Inspiration is at the heart of another class meeting in the Keim Center, Sarah Loyola’s Innovations class, a new elective in which students design and develop a project related to an area they’re passionate about.
“I am doing a lot of ‘spark’ activities to inspire students to think about their futures,” Loyola said, “Amelia Wall, a Lower School parent and successful entrepreneur, came to speak to the class about her experience in the marketplace and to do a visionary activity with them.”
Many Ravens have been drawn in by the new café, which offers treats including iced coffee, smoothies, and pre-made bakery and deli foods, and the comfortable seating that accommodates both individuals and small groups, whether they’re working or relaxing during a break.
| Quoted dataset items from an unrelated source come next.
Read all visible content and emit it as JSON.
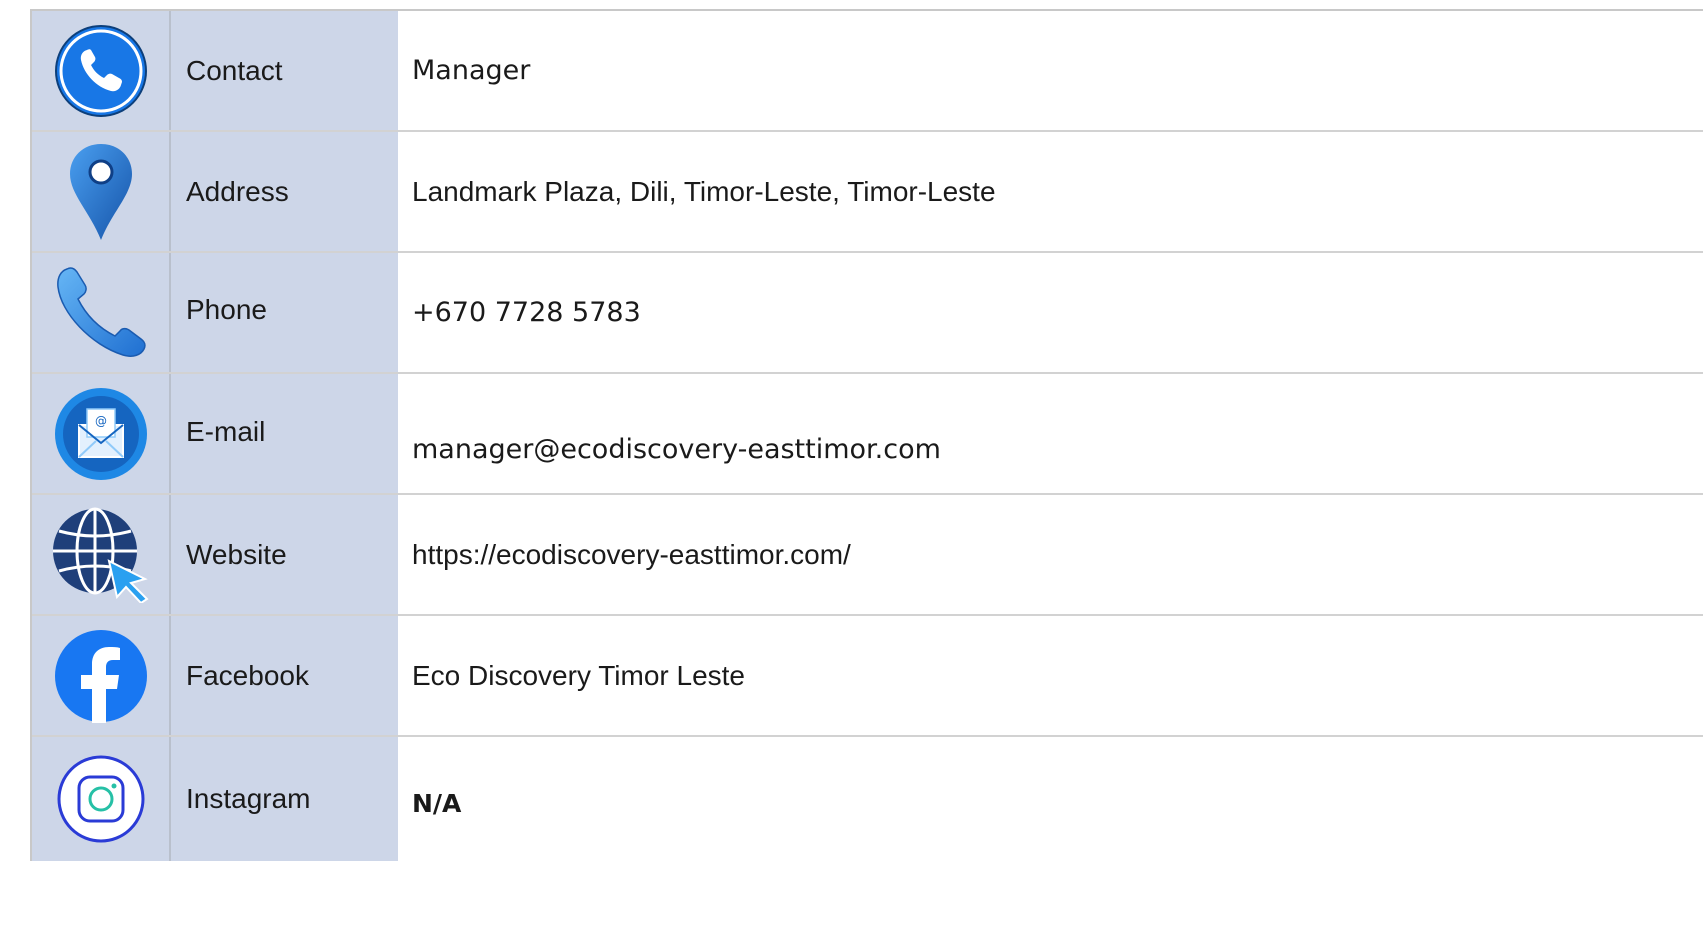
{
  "rows": [
    {
      "key": "contact",
      "label": "Contact",
      "value": "Manager",
      "icon": "phone-circle-icon"
    },
    {
      "key": "address",
      "label": "Address",
      "value": "Landmark Plaza, Dili, Timor-Leste, Timor-Leste",
      "icon": "map-pin-icon"
    },
    {
      "key": "phone",
      "label": "Phone",
      "value": "+670 7728 5783",
      "icon": "phone-handset-icon"
    },
    {
      "key": "email",
      "label": "E-mail",
      "value": "manager@ecodiscovery-easttimor.com",
      "icon": "email-icon"
    },
    {
      "key": "website",
      "label": "Website",
      "value": "https://ecodiscovery-easttimor.com/",
      "icon": "globe-cursor-icon"
    },
    {
      "key": "facebook",
      "label": "Facebook",
      "value": "Eco Discovery Timor Leste",
      "icon": "facebook-icon"
    },
    {
      "key": "instagram",
      "label": "Instagram",
      "value": "N/A",
      "icon": "instagram-icon"
    }
  ],
  "colors": {
    "label_bg": "#cdd6e8",
    "value_bg": "#ffffff",
    "icon_blue": "#1e88e5",
    "globe_navy": "#1f3f7a"
  }
}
The new Genius Lab, helmed by Alix Charles and a talented group of Upper School students, provides help with Ravenscroft technology.
In her remarks at the Keim Center’s ribbon-cutting, Head of School Doreen Kelly said to the assembled students and teachers, “The Keim Center provides an environment where you can have ongoing circles of exchange in social spaces, collaboration spaces, research spaces and hands-on creation spaces.”
It’s a sentiment faculty working in the Keim Center echo.
“How wonderful it is to be a part of a learning community that understands and values the importance of providing students with opportunities to be innovators, exercise creativity and engage in the habits of mind associated with science, technology and engineering practices,” Gifford said. “It’s one thing to recognize and support STEM+ initiatives; it’s quite another thing to provide a dedicated space for STEM+ initiatives and their execution. This is, indeed, an exciting time!”